On 10/1/2019 7:23 PM, Mark Kahrs via cctalk wrote:
The first implementation was done for the 7090 by McCarthy (hence CAR and
CDR --- Contents of Address Register and Contents of Decrement Register).

If you want to see a tiny implementation then look for the PDP-1
implementation done by L Peter Deutsch.  There's a book chapter and then I
found this report:

http://s3data.computerhistory.org/pdp-1/DEC.pdp_1.1964.102650371.pdf
When I was at UMR a couple of students wrote a Lisp interpreter for the Micro 1600 running the 1621 firmware.  It had the missing feature that there was no garbage collect, and would die when the cells storage ran out.  Very quickly.
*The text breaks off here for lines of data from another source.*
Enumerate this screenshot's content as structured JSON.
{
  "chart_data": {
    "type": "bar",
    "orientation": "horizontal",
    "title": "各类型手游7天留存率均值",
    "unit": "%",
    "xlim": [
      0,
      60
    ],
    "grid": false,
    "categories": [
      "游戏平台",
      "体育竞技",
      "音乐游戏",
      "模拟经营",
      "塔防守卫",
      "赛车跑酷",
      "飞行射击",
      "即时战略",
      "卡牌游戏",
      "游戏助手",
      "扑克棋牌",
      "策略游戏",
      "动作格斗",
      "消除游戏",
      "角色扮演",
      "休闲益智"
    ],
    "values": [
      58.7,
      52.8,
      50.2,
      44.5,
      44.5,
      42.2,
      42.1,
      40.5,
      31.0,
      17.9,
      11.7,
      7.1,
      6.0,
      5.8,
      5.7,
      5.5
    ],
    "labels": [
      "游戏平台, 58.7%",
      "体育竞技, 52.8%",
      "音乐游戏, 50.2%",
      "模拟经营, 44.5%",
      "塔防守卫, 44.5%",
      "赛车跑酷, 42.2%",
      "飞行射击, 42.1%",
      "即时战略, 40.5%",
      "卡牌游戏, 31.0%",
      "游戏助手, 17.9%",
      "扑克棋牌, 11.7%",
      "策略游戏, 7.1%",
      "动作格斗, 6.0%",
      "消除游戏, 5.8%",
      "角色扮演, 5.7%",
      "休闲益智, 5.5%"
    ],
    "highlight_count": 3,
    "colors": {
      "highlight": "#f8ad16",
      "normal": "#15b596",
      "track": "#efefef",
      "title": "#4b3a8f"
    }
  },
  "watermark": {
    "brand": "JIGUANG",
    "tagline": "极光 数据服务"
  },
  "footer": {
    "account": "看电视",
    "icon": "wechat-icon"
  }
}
They then added paging to a 5mb dynex and used the entire space of the bottom platter, at 2.5mb and ran a lot longer with paging.

And they then added a firmware assist to do a couple of operations if they were recognized, and it supposedly ran a bit faster, but with disk paging, hard to tell.

I could try to dig up the source if anyone is interested and share it.  I've got an emulator which runs the OS and firmware for the 1621 and it's on my list of programs to resurrect and get running.

FWIW, I had soaked up enough lisp from this and a version which ran in batch on the 360/50 MVT system that I knew it well enough to be dangerous on the Multics system at the University of Southwestern Louisiana, Lafayette, LA

It of course ran maclisp.  The main thing that was fun to play with there was macsyma.  When Professor Jerry Saltzer visited the site was grateful to visit with him as he had a lot to do with the system and macsyma in particular.

Forget Eliza and such, if you had macsyma in 1975, you'd swear you were talking to something out of this world.  I also remembered enough of my math to run it thru a lot of problems and it was able to figure them out, even with some trickery.

There is a version for the Multics Emulator, but I don't think the version I could have saved in 1975 was saved.  I hope to get that running at some point (most likely after someone else gets it running, as macsyma isn't a program for the faint hearted to try to get running).